Let me first admit my bias: I work for the publishing program that released this book.
I can be biased, and a book can nevertheless be wonderful. Mandy is a lovely writer and a wise thinker. Her soul is centered. These qualities allow her to write a book that is bold and loving and sensible, all at the same time. It is edifying to readers in ways that many books aspire to be but struggle to achieve.
What I’m writing about is the title. I see a lot of buzz about this book online and it tends to organize around the first word of the title: “Confessions.” I understand why this would be so—“confessions” is a concrete word that is also provocative. A confession is apocalyptic in the classic sense of that word—it is revealing of things commonly held in secret, and the act of revelation is liberating and empowering. It’s also the first word in the title so it sets a tone for what follows it.
But “confessions” is only the fourth-most important word of the title. And I think people might make better sense of the book if they considered it from a different point of entry. I’d argue that the most important word of the title is “amateur.”
To be an amateur in anything is to make a practice of honesty. Amateurs know they are not experts; they make no pretense of being professionals in their craft. They aspire to excellence but recognize that their excellence is qualified; they operate outside the arena in which excellence for their craft is measured.
Amateurs thus are in it for the quest more so than the reward. They lean in, quietly honing their craft, diligently observing the tricks of the trade practiced by the professionals. They work this out mostly privately, only occasionally bringing what they’ve learned to an audience. They don’t quit their day jobs.
Don’t mistake this take on amateurism as a comment on quality. A colleague once told me about one of the most accomplished biblical scholars in the world; he was asked why he never pursued a PhD on the subject. “Who would grade my dissertation?” was his response. To be an amateur is not to be unqualified or substandard. It is to give careful attention to something that has taken root in the cracks and crevices of your everyday life.

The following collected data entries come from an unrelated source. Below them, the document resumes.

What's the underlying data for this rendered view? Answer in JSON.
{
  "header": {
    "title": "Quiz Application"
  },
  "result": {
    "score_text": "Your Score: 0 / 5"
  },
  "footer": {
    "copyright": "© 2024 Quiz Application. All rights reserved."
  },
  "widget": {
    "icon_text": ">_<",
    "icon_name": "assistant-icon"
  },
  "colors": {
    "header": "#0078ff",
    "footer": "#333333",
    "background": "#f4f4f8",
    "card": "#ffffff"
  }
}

If “amateur” is the most important word in Mandy’s title, and “confessions” is fourth, what take second and third place?
I’d argue for “Saint” getting the silver medal. Thomas Merton famously concluded (guided by wise and trustworthy friends) that “to be a saint is to be myself” and who among us doesn’t recognize that our true self is tucked somewhere in the cracks and crevices? The word “Saint” has the same etymological roots as “sanctification,” a reminder that to be ourselves truly is a sacred task, pursued under the caring supervision of a loving God. Mandy’s book is a book of sanctification; it’s about, in Eugene Peterson’s rendering of Romans 12, taking “your sleeping, eating, going-to-work, and walking-around life” and “embracing what God does for you” there.
In that sense, third place goes to “self-sufficiency,” tucked away there in the subtitle. Self-sufficiency is the besetting sin of all of us amateur saints. We become so focused on perpetual improvement that we forget that our true self was created by God. We rely on God because it is God who crafted us, who set us in a particular context. God is the only professional—clerical robes and divinity degrees notwithstanding. Human life is an apprenticeship. Self-sufficiency gets in the way of our growth.
Comedian Bob Hope titled his autobiography “Confessions of a Hooker,” a commentary on his golf swing. His titling strategy was misdirection, a shocking mix of words that only told the truth once you got inside it. “Confessions” in book titles often serves that sort of function, not signaling the act of confessing per se but announcing an apocalyptic undertaking: an effort to uncover something that will prove liberatingly revelatory. That is, in many ways, the work of a pastor, which happens to be Mandy’s profession. This is a pastoral book, a reminder to “professional” and lay Christians alike that the ground is level before the cross of Christ, that “we all live off [God’s] generous abundance, gift after gift after gift” (John 1:16-18, The Message). It’s okay to be amateur in your discipleship; that’s the way God planned it, and that’s the way we become saints.